I assume that the quantifier l in Xorban started as the quantifier version of lo, a word with a long and tumultuous history in both Loglan and Lojban.  That history has been characterized by a paucity of clear statements, a variety of conflicting formulations (both each with itself and each with each other) and a lack any final agreement and official statement.  The xorlo doctrine relied, for the most part, on ignoring what was going on and just sticking with the expressions.  It worked a good 90% of the time, since  the various ideas about what was going on generally agreed in concrete cases.  Now we are starting again (well, are already, in a month and a half, several decades into it) and the goal is get it right from as close to the start as possible and to build on something other than the potentially shifting sands of past controversy.

You know my view.  It has the virtue of being about as close to a minimal extension of the cases that seem to work for every view as is possible,  It easily embraces the massification view, if you leave out the guts on the windshield bit (which takes another step).  Its contact with the myopic particulars and xorxes' (apparently) related view are harder to discern, since these seem to go deeper into metaphysics than the first two, which are (ultimately) purely syntactic (or can be treated as such).

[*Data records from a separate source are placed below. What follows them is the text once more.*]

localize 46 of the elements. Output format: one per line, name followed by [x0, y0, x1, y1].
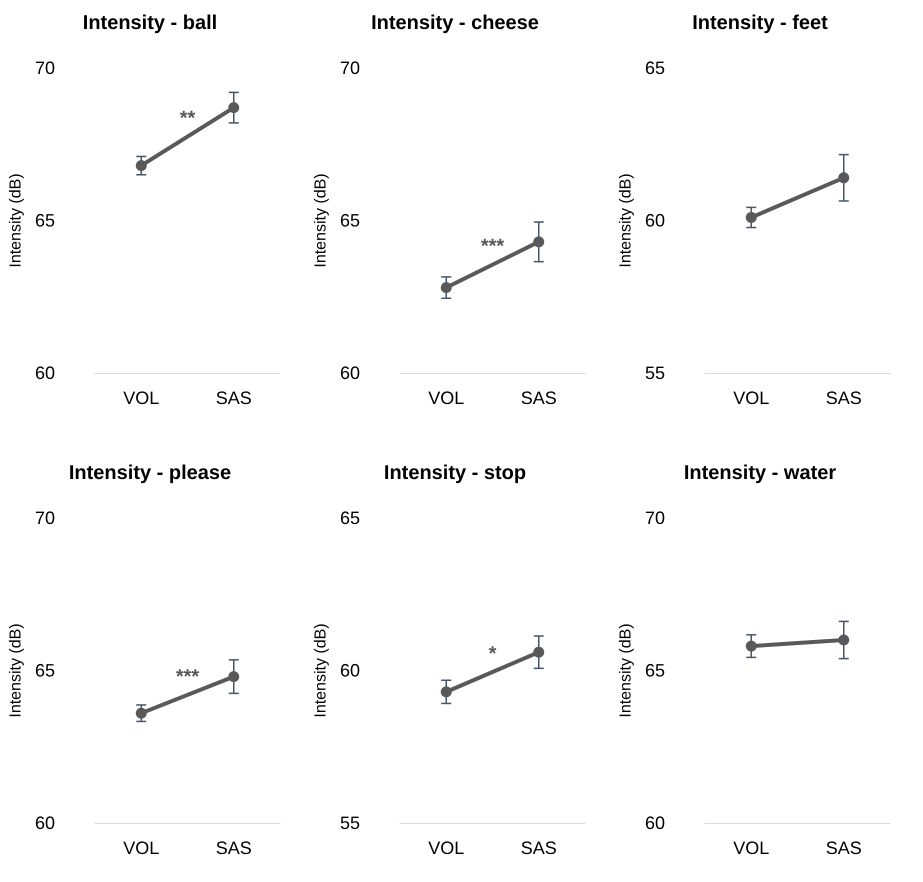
x-tick-label: SAS	[826, 838, 862, 858]
y-tick-label: 60	[645, 210, 666, 230]
chart-title: Intensity - feet	[692, 12, 828, 34]
y-tick-label: 70	[35, 58, 56, 78]
y-axis-title: Intensity (dB)	[8, 173, 25, 268]
y-tick-label: 60	[35, 813, 56, 833]
x-tick-label: VOL	[123, 838, 160, 858]
y-tick-label: 60	[340, 363, 360, 383]
y-tick-label: 65	[645, 660, 666, 680]
x-tick-label: SAS	[520, 388, 557, 408]
y-tick-label: 55	[645, 363, 666, 383]
y-axis-title: Intensity (dB)	[618, 623, 635, 718]
y-tick-label: 55	[340, 813, 360, 833]
chart-title: Intensity - please	[68, 462, 232, 484]
annotation: ***	[480, 236, 504, 258]
y-tick-label: 70	[35, 508, 56, 528]
y-tick-label: 70	[645, 508, 666, 528]
x-tick-label: SAS	[826, 388, 862, 408]
y-tick-label: 60	[645, 813, 666, 833]
x-tick-label: VOL	[733, 838, 770, 858]
chart-title: Intensity - water	[684, 462, 836, 484]
annotation: *	[488, 643, 497, 666]
x-tick-label: SAS	[216, 838, 252, 858]
y-axis-title: Intensity (dB)	[618, 173, 635, 268]
y-tick-label: 60	[35, 363, 56, 383]
x-tick-label: VOL	[428, 388, 464, 408]
x-tick-label: SAS	[216, 388, 252, 408]
y-axis-title: Intensity (dB)	[312, 623, 330, 718]
y-tick-label: 70	[340, 58, 360, 78]
x-tick-label: VOL	[123, 388, 160, 408]
chart-title: Intensity - cheese	[371, 12, 539, 34]
y-tick-label: 65	[645, 58, 666, 78]
y-axis-title: Intensity (dB)	[312, 173, 330, 268]
y-tick-label: 65	[35, 210, 56, 230]
chart-title: Intensity - ball	[82, 12, 218, 34]
annotation: ***	[176, 666, 200, 688]
y-tick-label: 60	[340, 660, 360, 680]
y-tick-label: 65	[340, 508, 360, 528]
y-tick-label: 65	[340, 210, 360, 230]
x-tick-label: SAS	[520, 838, 557, 858]
y-tick-label: 65	[35, 660, 56, 680]
x-tick-label: VOL	[428, 838, 464, 858]
x-tick-label: VOL	[733, 388, 770, 408]
chart-title: Intensity - stop	[384, 462, 526, 484]
annotation: **	[180, 108, 196, 130]
y-axis-title: Intensity (dB)	[8, 623, 25, 718]
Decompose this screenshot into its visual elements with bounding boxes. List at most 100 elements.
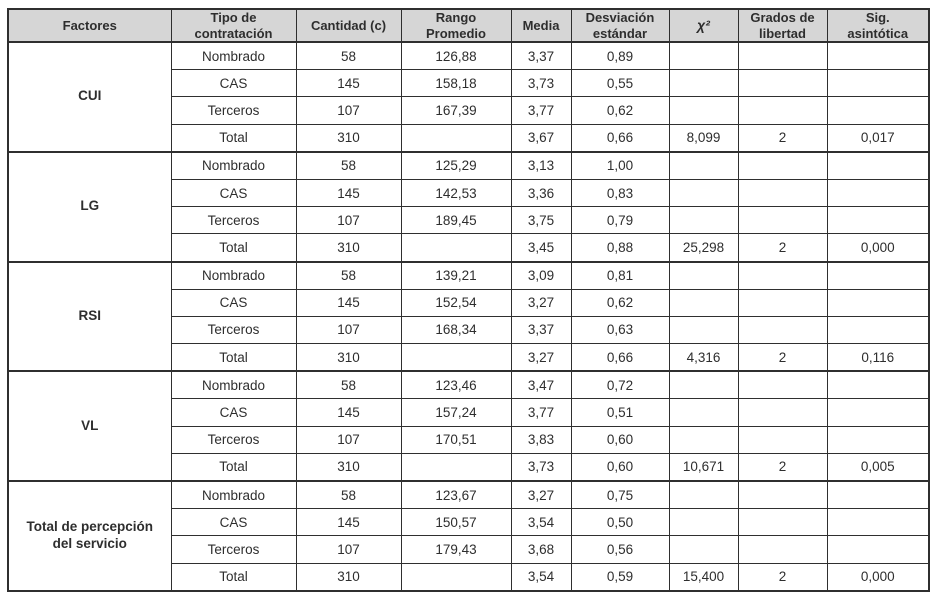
table-row: CAS 145 157,24 3,77 0,51 <box>8 398 930 427</box>
cell-tipo: Nombrado <box>170 41 297 71</box>
table-row: CAS 145 150,57 3,54 0,50 <box>8 508 930 537</box>
table-row: Terceros 107 167,39 3,77 0,62 <box>8 96 930 125</box>
cell-media: 3,54 <box>510 562 572 592</box>
cell-cantidad: 107 <box>295 96 402 125</box>
cell-media: 3,37 <box>510 315 572 345</box>
cell-cantidad: 145 <box>295 508 402 537</box>
cell-desviacion: 0,55 <box>570 69 670 98</box>
cell-chi2 <box>668 315 739 345</box>
cell-desviacion: 0,72 <box>570 370 670 400</box>
cell-chi2: 8,099 <box>668 123 739 153</box>
cell-chi2: 4,316 <box>668 343 739 372</box>
cell-sig <box>826 69 930 98</box>
cell-rango <box>400 562 512 592</box>
table-row: VL Nombrado 58 123,46 3,47 0,72 <box>7 370 930 482</box>
cell-cantidad: 58 <box>295 480 402 510</box>
cell-cantidad: 145 <box>295 288 402 317</box>
cell-cantidad: 58 <box>295 150 402 180</box>
cell-tipo: Total <box>170 562 297 592</box>
table-row: CAS 145 158,18 3,73 0,55 <box>8 69 930 98</box>
cell-grados <box>737 41 828 71</box>
cell-tipo: Nombrado <box>170 260 297 290</box>
column-header-rango-promedio: Rango Promedio <box>400 8 512 43</box>
cell-grados <box>737 206 828 235</box>
cell-sig <box>826 41 930 71</box>
cell-cantidad: 107 <box>295 425 402 454</box>
cell-sig: 0,005 <box>826 452 930 482</box>
cell-desviacion: 0,63 <box>570 315 670 345</box>
cell-media: 3,73 <box>510 69 572 98</box>
cell-desviacion: 0,75 <box>570 480 670 510</box>
cell-media: 3,27 <box>510 480 572 510</box>
cell-sig <box>826 425 930 454</box>
table-row: RSI Nombrado 58 139,21 3,09 0,81 <box>7 260 930 372</box>
cell-rango: 158,18 <box>400 69 512 98</box>
cell-rango: 123,46 <box>400 370 512 400</box>
cell-rango <box>400 343 512 372</box>
cell-chi2 <box>668 69 739 98</box>
cell-tipo: Terceros <box>170 96 297 125</box>
table-row: Total de percepción del servicio Nombrado… <box>7 480 930 592</box>
cell-cantidad: 145 <box>295 398 402 427</box>
table-body: CUI Nombrado 58 126,88 3,37 0,89 CAS 145 158,18 3… <box>7 41 930 592</box>
cell-sig <box>826 206 930 235</box>
cell-tipo: Total <box>170 233 297 262</box>
cell-desviacion: 0,51 <box>570 398 670 427</box>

One of the problems that seems to infect the last two views is that they seem to want to bring the extraneous matter of intensionality into the discussion.  Intensionality has to do with with alternate possible worlds.  Quantifiers, like l, have to do with this world -- or, rather, with the world current at the moment the quantifier is brought into play; there are no intensional quantifiers. 

Along the same line, it in no wise clarifies matters to introduce into the language worlds, variables and predicates on worlds and the like, since that just makes everything extensional.  The present world then contains all these other worlds and all the things in them and all the predicates relative to them and so on and intensionality disappears into really complex (and unrealistic) facts about the worlds in this world.  Metalanguages have their uses, but mainly only so long as the stay meta.  When they become object language, they cease to be meaningful or useful.

So, how is it that cats are black, even though not all of them are and not just one is either?  If we know the answer to that, maybe we can consider how I saw a picture of a green and white polkadotted cat.